Performance data – supplementary tables
Residents' frequency of engagement in cultural and arts activities 2014/15 2015/16 2016/17   2017/18
At least once a week 9% 6% 8%   9%
At least once a month 34% 32% 35%   40%
At least every 6 month 33% 35% 32%   31%
At least once a year 11% 15% 13%   10%
  87% 88% 88%   90%
Less often 9% 9% 9%   6%

Source: Wellington City Council Residents' Monitoring Survey 2018


Case study The NZ FestivalTop

The NZ Festival in Wellington is a long-running cultural event, drawing visitors from across the region and nationally. The festival is held once every 2 years. The last one was held from 23 February to 18 March 2018. The festival showcases international and homegrown music, theatre, dance, artists and writers.

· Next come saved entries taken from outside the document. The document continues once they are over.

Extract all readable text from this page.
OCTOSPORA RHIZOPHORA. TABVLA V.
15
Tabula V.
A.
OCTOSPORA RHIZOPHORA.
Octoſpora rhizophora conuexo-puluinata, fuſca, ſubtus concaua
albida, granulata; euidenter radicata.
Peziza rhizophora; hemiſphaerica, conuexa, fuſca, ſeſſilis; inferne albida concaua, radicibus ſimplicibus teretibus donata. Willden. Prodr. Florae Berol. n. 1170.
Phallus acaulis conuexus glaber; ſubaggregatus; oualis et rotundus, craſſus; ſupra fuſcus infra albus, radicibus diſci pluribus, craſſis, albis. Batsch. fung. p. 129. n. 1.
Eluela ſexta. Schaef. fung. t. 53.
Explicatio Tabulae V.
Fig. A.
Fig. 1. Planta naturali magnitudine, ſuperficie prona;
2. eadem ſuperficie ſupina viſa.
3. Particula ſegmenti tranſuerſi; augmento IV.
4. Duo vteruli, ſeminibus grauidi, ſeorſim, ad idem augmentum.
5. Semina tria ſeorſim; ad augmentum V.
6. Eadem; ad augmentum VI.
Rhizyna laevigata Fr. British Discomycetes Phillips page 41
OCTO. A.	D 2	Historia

More than 76,000 tickets were sold to the 2018 festival, and more than 230,000 attended the free events during the festival. While these numbers were lower than in the previous year, it has brought a wide range of cultural experiences to Wellington’s doorstep and enriched the local arts and culture scene.

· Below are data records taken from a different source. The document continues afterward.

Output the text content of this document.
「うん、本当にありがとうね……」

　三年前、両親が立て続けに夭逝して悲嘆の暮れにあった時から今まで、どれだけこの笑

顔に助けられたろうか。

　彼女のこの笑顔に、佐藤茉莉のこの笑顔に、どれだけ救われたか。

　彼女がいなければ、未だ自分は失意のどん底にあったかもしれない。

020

“Our partnership with the NZ Festival is one that enables Wellington to bring art to the masses,” says Warrick Dent, General Manager Partnerships & Events at the Wellington Regional Economic Development Agency (WREDA).

“For 3 weeks this year, the festival splattered the region with colour and creativity, bringing world-class culture to Wellington and giving visitors from New Zealand and around the world a thrilling taste of our vibrant capital.”

The festival owes a great deal to the woman who headed it for 8 years until she had to step down due to ill health.

Sue Paterson was the executive director of the NZ Festival and the Wellington Jazz Festival from 2009 to 2017.

She was responsible for bringing the Royal Edinburgh Military Tattoo to Wellington in 2016. Sue was also the festival’s marketing director from 1994 to 1998. She passed away in July 2018.

“Sue was a passionate lover and supporter of the arts and artists in Wellington. Her contribution to the cultural life of the city and advocacy for the arts will be missed by all of us who worked with her,” says Natasha Petkovic-Jeremic, Manager City Arts & Events.

In 2017, Sue was named Metlifecare Senior New Zealander of the Year in recognition of her 40 years of service to arts and culture. She was made an officer of the New Zealand Order of Merit in 2004.

The NZ Festival is supported via WREDA and the Wellington Regional Amenities Fund.